John-Pierre Joyce, Opera Now
“Young conductor Vincenzo Milletarì brilliantly held the reins of the Orchestra Donizetti Opera and Chorus Donizetti Opera well conducted by Claudio Fenoglio, demonstrating to have magnificently absorbed Donizetti’s score giving a sparkling reading of it and maintaining a fine control of the relationship between pit and stage.”
OperaClick
"...The result of Verdi's masterpiece (La Traviata) was excellent, staged at the Swedish National Opera: Milletarì manages to sensitively accompany singers without reducing the orchestra to a mere supporting actor.
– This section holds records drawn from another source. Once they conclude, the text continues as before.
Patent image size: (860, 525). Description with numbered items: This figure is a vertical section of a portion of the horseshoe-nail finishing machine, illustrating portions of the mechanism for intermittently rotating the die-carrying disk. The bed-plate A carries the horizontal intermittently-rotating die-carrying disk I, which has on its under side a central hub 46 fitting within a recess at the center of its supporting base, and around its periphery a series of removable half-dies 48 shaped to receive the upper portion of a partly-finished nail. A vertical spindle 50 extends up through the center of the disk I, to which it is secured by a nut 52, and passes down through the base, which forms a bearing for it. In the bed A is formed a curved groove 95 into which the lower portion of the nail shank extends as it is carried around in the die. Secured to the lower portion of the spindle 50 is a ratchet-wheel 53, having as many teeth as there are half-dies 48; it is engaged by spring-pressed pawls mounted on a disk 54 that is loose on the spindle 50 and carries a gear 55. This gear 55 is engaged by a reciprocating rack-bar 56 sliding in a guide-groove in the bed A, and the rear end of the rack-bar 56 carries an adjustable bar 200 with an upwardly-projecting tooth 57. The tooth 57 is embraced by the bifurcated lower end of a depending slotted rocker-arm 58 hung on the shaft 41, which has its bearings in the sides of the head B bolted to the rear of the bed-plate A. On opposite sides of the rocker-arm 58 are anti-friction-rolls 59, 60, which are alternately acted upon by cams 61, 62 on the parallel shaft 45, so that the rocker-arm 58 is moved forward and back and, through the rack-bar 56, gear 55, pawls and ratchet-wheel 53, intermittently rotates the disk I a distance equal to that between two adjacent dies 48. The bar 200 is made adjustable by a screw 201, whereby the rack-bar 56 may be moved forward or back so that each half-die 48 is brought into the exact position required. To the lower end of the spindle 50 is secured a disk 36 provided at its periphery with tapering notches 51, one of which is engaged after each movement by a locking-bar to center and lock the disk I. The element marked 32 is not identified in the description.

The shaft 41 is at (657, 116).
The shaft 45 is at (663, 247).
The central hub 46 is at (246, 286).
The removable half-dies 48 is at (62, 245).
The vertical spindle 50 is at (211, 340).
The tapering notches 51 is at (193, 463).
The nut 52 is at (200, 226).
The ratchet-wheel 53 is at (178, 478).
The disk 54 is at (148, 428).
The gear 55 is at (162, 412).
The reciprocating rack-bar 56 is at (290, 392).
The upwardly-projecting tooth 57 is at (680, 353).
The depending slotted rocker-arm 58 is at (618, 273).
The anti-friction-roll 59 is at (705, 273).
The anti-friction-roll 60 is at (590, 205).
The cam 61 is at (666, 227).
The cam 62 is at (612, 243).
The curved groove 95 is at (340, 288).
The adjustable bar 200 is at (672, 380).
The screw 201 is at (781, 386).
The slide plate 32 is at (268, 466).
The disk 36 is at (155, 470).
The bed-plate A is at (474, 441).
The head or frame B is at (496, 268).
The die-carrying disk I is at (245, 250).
Quite the opposite: it obtains powerful and refined colours from the instruments, takes great care of the beauty of the sound, always shiny and clean, gives the narration a swift and theatrically effective pace..."
(Fabio Larovere, Corriere della Sera)
"...In the orchestra pit Vincenzo Milletarì leads with skill and authority, he controls the eminent Royal Danish Orchestra with great insight, and he constantly follows the singers on stage and the Lyngbo's versatile regie."
(Arsartis)
"Vincenzo Milletarì drives the orchestra into extreme spheres of expression right from the start, sets sharp accents, heats through the piece with amazing rubati - and yet does everything exactly as Berlioz stipulates in his score.
Unlike in most performances, Milletarì favors smoothing, sharply distinguishing between a mezzoforte, a forte and a fortissimo: even the quadruple piano of the famous horn glissando in the final movement is still audibly graded from that of the triplet intoned just before. phenomenal!"
(Stephan Schwarz-Peters - Nürnberger Nachrichten)
"The conductor Vincenzo Milletarì was the absolute highlight and totally in control in front of the orchestra."
(Sklassik.dk)
"Milletarì's gestures are broad and manifest, the attacks are precise. He breathes and pauses with the singers and the result is a Trovatore less bombastic than usual, but full of the nocturnal colours and the sober timbres of this unusual score. The agogic range chosen by the young director is broad: oases of lunar calm moments alternate with moments of fiery excitement, but never too pompous."